Il buio rispose con una risata.
Sente il tuo cuore battere follemente,
un suono fastidioso per una non vivente.
 
Una campanella suonò, come a significare che il mio tempo era finito.
"19 luglio 1965, una ragazzina è stata ritrovata a terra in casa sua senza vita. Una scarica elettrica di elevato voltaggio l’aveva colpita" Rotom apparve dietro alle mie spalle, con un coltello in mano "Povera piccola Rotom, non trovi?"
Stuzzicava le proprie dita con la punta della lama, anche con elevata pressione, il sangue però non usciva. Sogghignava, mi squadrava dalla testa ai piedi. Deglutii, non aveva senso quello che stava dicendo, non poteva essere morta, gli avevo parlato neanche dieci minuti prima.
"Scioccato?" rise, la sua voce era diventata tremenda.
"Cosa centro io? Spiegamelo!" volevo scappare, volevo andarmene via, volevo gridare aiuto ma il terrore di quel momento mi bloccava. Le mie gambe non rispondevano, il terrore si era impossessato del mio corpo.
Scostò i capelli dall’orecchio, era putrefatto. Un conato di vomito mi salì su per l’esofago, non riuscii a trattenermi e rimisi il pranzo sul tappeto di fianco a me. Sudato e sporco, stringevo letteralmente l’anima fra i denti.
"Questo corpo si sta putrefacendo, me ne serve uno nuovo” sorrise e si avvicinò “non mi hai trovato entro il tempo limite, voglio il mio premio".

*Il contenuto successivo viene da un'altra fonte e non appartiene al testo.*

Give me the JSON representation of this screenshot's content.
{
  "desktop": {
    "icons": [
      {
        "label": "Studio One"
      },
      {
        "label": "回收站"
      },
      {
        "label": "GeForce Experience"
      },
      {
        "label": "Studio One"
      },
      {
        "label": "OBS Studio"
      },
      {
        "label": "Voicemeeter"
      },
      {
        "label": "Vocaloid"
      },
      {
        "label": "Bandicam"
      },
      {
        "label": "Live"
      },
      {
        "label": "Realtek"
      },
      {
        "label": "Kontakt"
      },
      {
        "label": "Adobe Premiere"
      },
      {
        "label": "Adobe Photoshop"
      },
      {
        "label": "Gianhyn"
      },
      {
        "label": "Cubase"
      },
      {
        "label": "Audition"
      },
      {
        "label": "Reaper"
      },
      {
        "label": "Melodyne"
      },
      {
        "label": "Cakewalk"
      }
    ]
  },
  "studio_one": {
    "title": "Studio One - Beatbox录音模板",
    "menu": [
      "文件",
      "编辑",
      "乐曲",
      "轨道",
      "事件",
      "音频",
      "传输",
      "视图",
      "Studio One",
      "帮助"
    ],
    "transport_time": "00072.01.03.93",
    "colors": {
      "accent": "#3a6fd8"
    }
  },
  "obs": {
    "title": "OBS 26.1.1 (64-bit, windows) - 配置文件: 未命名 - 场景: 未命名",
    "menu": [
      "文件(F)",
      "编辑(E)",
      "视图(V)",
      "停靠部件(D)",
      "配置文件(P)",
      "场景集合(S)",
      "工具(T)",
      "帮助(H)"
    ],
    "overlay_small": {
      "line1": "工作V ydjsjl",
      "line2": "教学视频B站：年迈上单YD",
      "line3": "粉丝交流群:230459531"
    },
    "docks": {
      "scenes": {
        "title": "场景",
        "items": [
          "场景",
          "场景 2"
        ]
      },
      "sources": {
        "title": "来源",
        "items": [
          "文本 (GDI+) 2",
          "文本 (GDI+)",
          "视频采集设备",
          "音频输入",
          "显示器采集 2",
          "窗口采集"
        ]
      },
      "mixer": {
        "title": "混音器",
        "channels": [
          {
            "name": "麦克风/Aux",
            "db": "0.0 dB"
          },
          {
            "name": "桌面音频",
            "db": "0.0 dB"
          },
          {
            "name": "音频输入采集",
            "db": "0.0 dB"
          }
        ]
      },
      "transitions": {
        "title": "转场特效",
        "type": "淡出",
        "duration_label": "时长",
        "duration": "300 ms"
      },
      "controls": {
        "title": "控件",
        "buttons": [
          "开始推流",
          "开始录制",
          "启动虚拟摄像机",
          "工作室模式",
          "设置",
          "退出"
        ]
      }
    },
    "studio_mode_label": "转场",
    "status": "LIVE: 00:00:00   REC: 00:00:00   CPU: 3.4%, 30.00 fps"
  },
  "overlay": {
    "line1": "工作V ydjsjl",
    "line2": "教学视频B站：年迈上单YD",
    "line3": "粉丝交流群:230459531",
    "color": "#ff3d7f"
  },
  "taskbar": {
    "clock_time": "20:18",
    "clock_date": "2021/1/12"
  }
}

Cercai di scappare, lei però era troppo veloce e le mie gambe non rispondevano bene ai miei comandi. Non volevo morire, ci tenevo alla vita. Sadica, lo faceva apposta a starmi dietro, a farmi scappare con tanta facilità, a vedermi impazzire. Godeva assaporando la mia angoscia, voleva più lacrime, più grida perché tanto sapeva che nessuno mi sarebbe venuto a salvare. Voglio uscire, provai ad implorare al muro di togliersi ma nulla accadde. Mi accasciai per la stanchezza, non ce la facevo più. Mi girai di scatto e lei era lì, col coltello in alto, pronta per affondarlo nella mia carne.
"Game over" sussurrò. 
Rosso, vidi tutto rosso per qualche istante prima di chiudere per sempre gli occhi. Il sangue gocciolava e la camicia s’impregnò del liquido scarlatto.
Aiuto.

 
Corri via quando il premio sceglierà,
perché di vincere mai lei ti consentirà.
 
Guardava il cadavere del ragazzo con aria affascinata, non le capitava tutti i giorni che arrivasse qualcuno di così carino a farle visita. Peccato che abbia perso, si stava affezionando al suo viso.

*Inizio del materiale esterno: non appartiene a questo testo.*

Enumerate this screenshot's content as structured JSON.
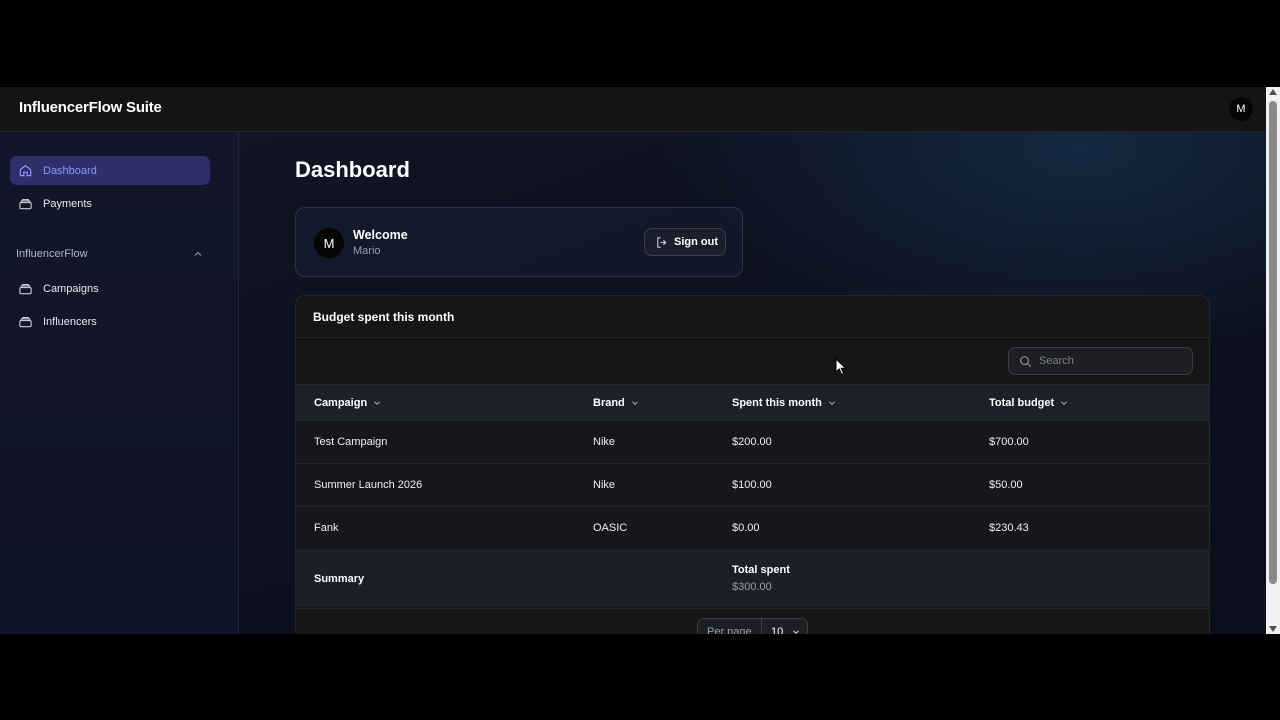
{
  "app": {
    "brand": "InfluencerFlow Suite",
    "user_initial": "M"
  },
  "sidebar": {
    "items": [
      {
        "label": "Dashboard",
        "icon": "home-icon",
        "active": true
      },
      {
        "label": "Payments",
        "icon": "stack-icon",
        "active": false
      }
    ],
    "group": {
      "label": "InfluencerFlow",
      "expanded": true,
      "items": [
        {
          "label": "Campaigns",
          "icon": "stack-icon"
        },
        {
          "label": "Influencers",
          "icon": "stack-icon"
        }
      ]
    }
  },
  "main": {
    "title": "Dashboard",
    "welcome": {
      "avatar": "M",
      "title": "Welcome",
      "name": "Mario",
      "signout_label": "Sign out"
    },
    "budget": {
      "title": "Budget spent this month",
      "search_placeholder": "Search",
      "columns": [
        "Campaign",
        "Brand",
        "Spent this month",
        "Total budget"
      ],
      "rows": [
        {
          "campaign": "Test Campaign",
          "brand": "Nike",
          "spent": "$200.00",
          "total": "$700.00"
        },
        {
          "campaign": "Summer Launch 2026",
          "brand": "Nike",
          "spent": "$100.00",
          "total": "$50.00"
        },
        {
          "campaign": "Fank",
          "brand": "OASIC",
          "spent": "$0.00",
          "total": "$230.43"
        }
      ],
      "summary": {
        "label": "Summary",
        "total_title": "Total spent",
        "total_value": "$300.00"
      },
      "pagination": {
        "per_page_label": "Per page",
        "per_page_value": "10"
      }
    }
  },
  "colors": {
    "accent": "#8e96ff",
    "active_bg": "#2d2f6a"
  }
}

L’emorragia dovuta alla lama non si era ancora fermata ed il sangue, caldo e denso, le bagnava i piedi.
Appoggiò le mani sul  petto senza vita e l’anima della ragazza s’infilò nel corpo.
"Josh" la porta si spalancò improvvisamente "congrat-" il ragazzo sbiancò alla vista dell’enorme macchia sulla camicia.
"La vernice rossa del tappeto bagnato al secondo piano mi ha sporcato, sto bene. Tranquilli" sorrise Rotom "andiamo via".
Chiuse dietro di se la porta, per sempre.
"Un maschio questa volta? Mh, vediamo se mi ci abituerò" sussurò lei, ghignando.